For Hopper (an app that tells you when to book and when to wait for flights and hotels), the ability to narrow down flight search results by hiding undesirable flights was one of the most asked for features.

When they finally shipped the feature, however, they realized that filters weren’t what users wanted at all. They wanted something much more basic: content that was relevant to their unique situation, with the minimal number of steps required to get it.

Give The Users What They Want

Since the early days of Hopper, users wanted more control over what results they saw and the app notified them about.

At the time, the price notifications only informed users about the lowest available price.

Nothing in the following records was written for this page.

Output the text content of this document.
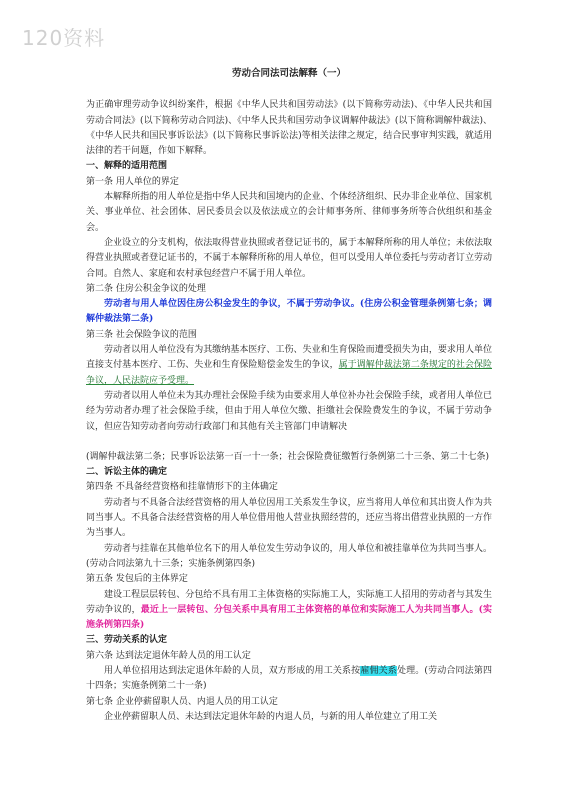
120资料
劳动合同法司法解释（一）

为正确审理劳动争议纠纷案件，根据《中华人民共和国劳动法》(以下简称劳动法)、《中华人民共和国劳动合同法》(以下简称劳动合同法)、《中华人民共和国劳动争议调解仲裁法》(以下简称调解仲裁法)、《中华人民共和国民事诉讼法》(以下简称民事诉讼法)等相关法律之规定，结合民事审判实践，就适用法律的若干问题，作如下解释。

一、解释的适用范围

第一条 用人单位的界定

本解释所指的用人单位是指中华人民共和国境内的企业、个体经济组织、民办非企业单位、国家机关、事业单位、社会团体、居民委员会以及依法成立的会计师事务所、律师事务所等合伙组织和基金会。

企业设立的分支机构，依法取得营业执照或者登记证书的，属于本解释所称的用人单位；未依法取得营业执照或者登记证书的，不属于本解释所称的用人单位，但可以受用人单位委托与劳动者订立劳动合同。自然人、家庭和农村承包经营户不属于用人单位。

第二条 住房公积金争议的处理

劳动者与用人单位因住房公积金发生的争议，不属于劳动争议。(住房公积金管理条例第七条；调解仲裁法第二条)

第三条 社会保险争议的范围

劳动者以用人单位没有为其缴纳基本医疗、工伤、失业和生育保险而遭受损失为由，要求用人单位直接支付基本医疗、工伤、失业和生育保险赔偿金发生的争议，属于调解仲裁法第二条规定的社会保险争议，人民法院应予受理。

劳动者以用人单位未为其办理社会保险手续为由要求用人单位补办社会保险手续，或者用人单位已经为劳动者办理了社会保险手续，但由于用人单位欠缴、拒缴社会保险费发生的争议，不属于劳动争议，但应告知劳动者向劳动行政部门和其他有关主管部门申请解决

(调解仲裁法第二条；民事诉讼法第一百一十一条；社会保险费征缴暂行条例第二十三条、第二十七条)

二、诉讼主体的确定

第四条 不具备经营资格和挂靠情形下的主体确定

劳动者与不具备合法经营资格的用人单位因用工关系发生争议，应当将用人单位和其出资人作为共同当事人。不具备合法经营资格的用人单位借用他人营业执照经营的，还应当将出借营业执照的一方作为当事人。

劳动者与挂靠在其他单位名下的用人单位发生劳动争议的，用人单位和被挂靠单位为共同当事人。(劳动合同法第九十三条；实施条例第四条)

第五条 发包后的主体界定

建设工程层层转包、分包给不具有用工主体资格的实际施工人，实际施工人招用的劳动者与其发生劳动争议的，最近上一层转包、分包关系中具有用工主体资格的单位和实际施工人为共同当事人。(实施条例第四条)

三、劳动关系的认定

第六条 达到法定退休年龄人员的用工认定

用人单位招用达到法定退休年龄的人员，双方形成的用工关系按雇佣关系处理。(劳动合同法第四十四条；实施条例第二十一条)

第七条 企业停薪留职人员、内退人员的用工认定

企业停薪留职人员、未达到法定退休年龄的内退人员，与新的用人单位建立了用工关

Sometimes, that price could be the result of a low-cost carrier or a bare fare, with lots of added fees. Sometimes, it was because a flight had very long layovers (upwards of 18 hours, at times) or several unnecessary stops.

Less relevant content meant more noise for their users, less value from the solution, and lower conversion rates. Hopper couldn’t ignore this problem any longer. They had to give the users what they wanted.

Focused Filters

There are countless examples of filters in travel and e-commerce.

Filters for Kayak, SkyScanner, Hipmunk

Hopper decided not to re-invent the wheel and planned for a simple “filters” button in the app. This button would trigger a filters list, where users could apply what they wanted.

Some digging taught them that over 80% of filter requests would be addressed with only 3 filters:

  • Remove Basic or “Bare” fares from low-cost carriers
  • Remove Stops
  • Remove long layovers

They went for simplicity and decided to go only with these three.

Once they released the filters, they sat back, waiting for the love and praise to pour in. Fast Company even wrote about it, using the flattering headline: “Hopper’s new filters make it easier to book the cheapest, most optimal flight.

To their surprise, what followed was a bit anticlimactic. They found a dismal 2.6% of their total watches had filters applied.

Were they mislead about the importance of this feature by a small and vocal minority of users?

Was their implementation not discoverable enough?

But, they also had another data point. They found out that filtered watches had higher conversion rates than unfiltered ones. This was the motivation they needed for another go; this time, to increase adoption.

To make sure users weren’t missing the feature completely, they knew they could make the button larger and more prominent in the interface. But, instead of making the button to filters easier to find, could they make the filters themselves easier to find?

They made filters a tip and a more integrated part of their interface. They placed a new card on the prediction screen to suggest filters based off of the user’s unique route. They used dynamic copy to help them weigh the financial trade-offs of applying the filters.

To apply the suggested filter, the user simply tapped a button, right in thumb’s reach. Instead of going to the filters screen, Hopper automatically applied the filter on tap. If there was another filter worth suggesting, it would display that one next. Tapping it would then apply the new filter too. Every time a filter was applied, the app updated the user’s watch with the new settings. No need to enter a menu, no need to scan a list of options.

After releasing the new format, Hopper saw the number of watches with filters go from 2.6% to over 23%! The change resulted in a nearly 10x increase in their conversion rate.

Conclusion

Give the users what they >don’t know< they want.

People don’t want filters. They don’t want a list of even more options to sort through. People want better, more relevant content and help making difficult trade-offs, in as few steps as possible. Can you blame them?

Users Don’t Want Filters, They Want Better Content

PS. From my experience, people usually want filtered results, but don’t want to apply filters. Every time when someone applies the filters (or they are applied for them), the conversion rate grows. It’s a fine balance.